Choosing The Right OS

The battle to be the dominant operating
system-the marketing and technology wars that we fondly call the OS wars-has always looked
more than a bit like the Star Wars trilogy. Be it IBM in the mainframe era, or Digital at
mid ranges, or Microsoft now, there has always been an ‘evil empire’ accused of plotting
to take over the world. If there is an evil empire, then can the ‘rebel outposts’ be far
behind? They have also always existed in the form of a MacOS, a free BSD, or a Linux. And
both the imperialists and the rebels have always seemed to be a bit too fanatical about
their adherence and tactics!

Error! Not a valid filename.While the evil
empire of the day rakes in the moolah, the rebels await the return of the Jedi, the day
when the empire will be overthrown, and victory will finally be theirs. This script has
more or less held true so long. But is slowly undergoing change. No, I am not in any way
suggesting that Microsoft is unstoppable or that a newer or better operating system is
possible. All I am suggesting is that we are headed toward an era of peaceful coexistence
of operating systems, an era when the operating system you are running really does not
matter that much.

Your network need no longer be the monopoly
of any one operating system. Nor do you need to spend an enormous packet if you need to
run more than one operating system in trying to make them communicate with each other.
Open standards (like TCP/IP) have ensured that today’s operating systems can seamlessly
integrate with one another and be transparent to the user. For example, a user on your
network could call data from a database running on Unix, to an analytical tool running on
NT and print the results out on a printer set up on a NetWare server without being any
wiser about all this.

The biggest advantage of this is that you
are no longer limited about your choice of applications by the operating system you are
running. You can safely decide on the application that you need to run and then add the
operating system that it runs on to your network and have it coexist with other
applications and their operating systems.

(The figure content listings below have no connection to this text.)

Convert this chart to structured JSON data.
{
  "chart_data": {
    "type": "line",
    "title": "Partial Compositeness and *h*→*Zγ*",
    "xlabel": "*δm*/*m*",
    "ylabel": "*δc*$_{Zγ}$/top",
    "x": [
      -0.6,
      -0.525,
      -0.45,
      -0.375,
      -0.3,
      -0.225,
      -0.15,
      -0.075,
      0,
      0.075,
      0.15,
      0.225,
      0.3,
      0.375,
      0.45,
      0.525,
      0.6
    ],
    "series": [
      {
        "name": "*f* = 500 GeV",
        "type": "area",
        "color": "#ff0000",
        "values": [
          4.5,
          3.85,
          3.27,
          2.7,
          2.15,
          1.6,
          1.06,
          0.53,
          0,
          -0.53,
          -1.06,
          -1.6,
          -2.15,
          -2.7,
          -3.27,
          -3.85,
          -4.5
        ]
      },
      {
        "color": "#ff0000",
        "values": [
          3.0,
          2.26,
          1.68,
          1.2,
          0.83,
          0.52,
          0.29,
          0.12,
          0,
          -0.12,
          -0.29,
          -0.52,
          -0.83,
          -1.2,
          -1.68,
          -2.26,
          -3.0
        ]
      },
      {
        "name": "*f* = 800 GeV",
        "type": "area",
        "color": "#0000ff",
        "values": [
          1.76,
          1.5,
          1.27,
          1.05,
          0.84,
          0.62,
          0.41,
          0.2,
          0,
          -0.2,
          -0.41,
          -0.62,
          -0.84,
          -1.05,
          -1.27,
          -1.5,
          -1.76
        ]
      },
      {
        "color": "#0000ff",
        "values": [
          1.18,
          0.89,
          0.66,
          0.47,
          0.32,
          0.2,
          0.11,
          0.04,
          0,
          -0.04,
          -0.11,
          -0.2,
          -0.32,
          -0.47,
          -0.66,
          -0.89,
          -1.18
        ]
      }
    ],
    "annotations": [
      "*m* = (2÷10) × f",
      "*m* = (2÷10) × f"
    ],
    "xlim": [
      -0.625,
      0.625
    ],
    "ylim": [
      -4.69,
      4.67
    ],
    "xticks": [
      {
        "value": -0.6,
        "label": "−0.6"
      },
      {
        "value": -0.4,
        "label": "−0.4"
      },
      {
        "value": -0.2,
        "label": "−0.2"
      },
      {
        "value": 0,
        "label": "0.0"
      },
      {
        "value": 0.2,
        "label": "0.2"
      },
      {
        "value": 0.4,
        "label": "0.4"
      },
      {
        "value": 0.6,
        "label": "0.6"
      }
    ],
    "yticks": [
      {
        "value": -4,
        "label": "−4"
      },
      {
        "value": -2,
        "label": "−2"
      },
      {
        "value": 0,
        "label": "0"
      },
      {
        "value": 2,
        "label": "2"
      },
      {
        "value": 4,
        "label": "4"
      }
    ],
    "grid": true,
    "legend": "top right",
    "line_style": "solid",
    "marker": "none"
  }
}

For example, in my experience, NetWare has
been a more stable file, and print server and Linux a cheaper and more effective mail
server than NT ever was. And all of them can handle DOS, Windows Macintosh, OS/2 or Unix
clients with equal ease. So, there is no reason why I should not use NetWare for file and
print, Linux for mail, one of the commercial Unixes for my GIS and CAD applications, and
NT for my databases, all on the same network. There is no reason to convert the entire
network from say NetWare to Linux if I want to have email at every desktop, or change over
completely to NT just because I want to run SQL server. So, most big networks will run
multiple operating systems, each doing what it is best at.

Adding the new OS to the network is not
only easy, it also saves you from the unnecessary overheads, headaches, and most
importantly the down time and user retraining associated with a complete switch over. And
increasingly, that is the path being chosen by IT professionals.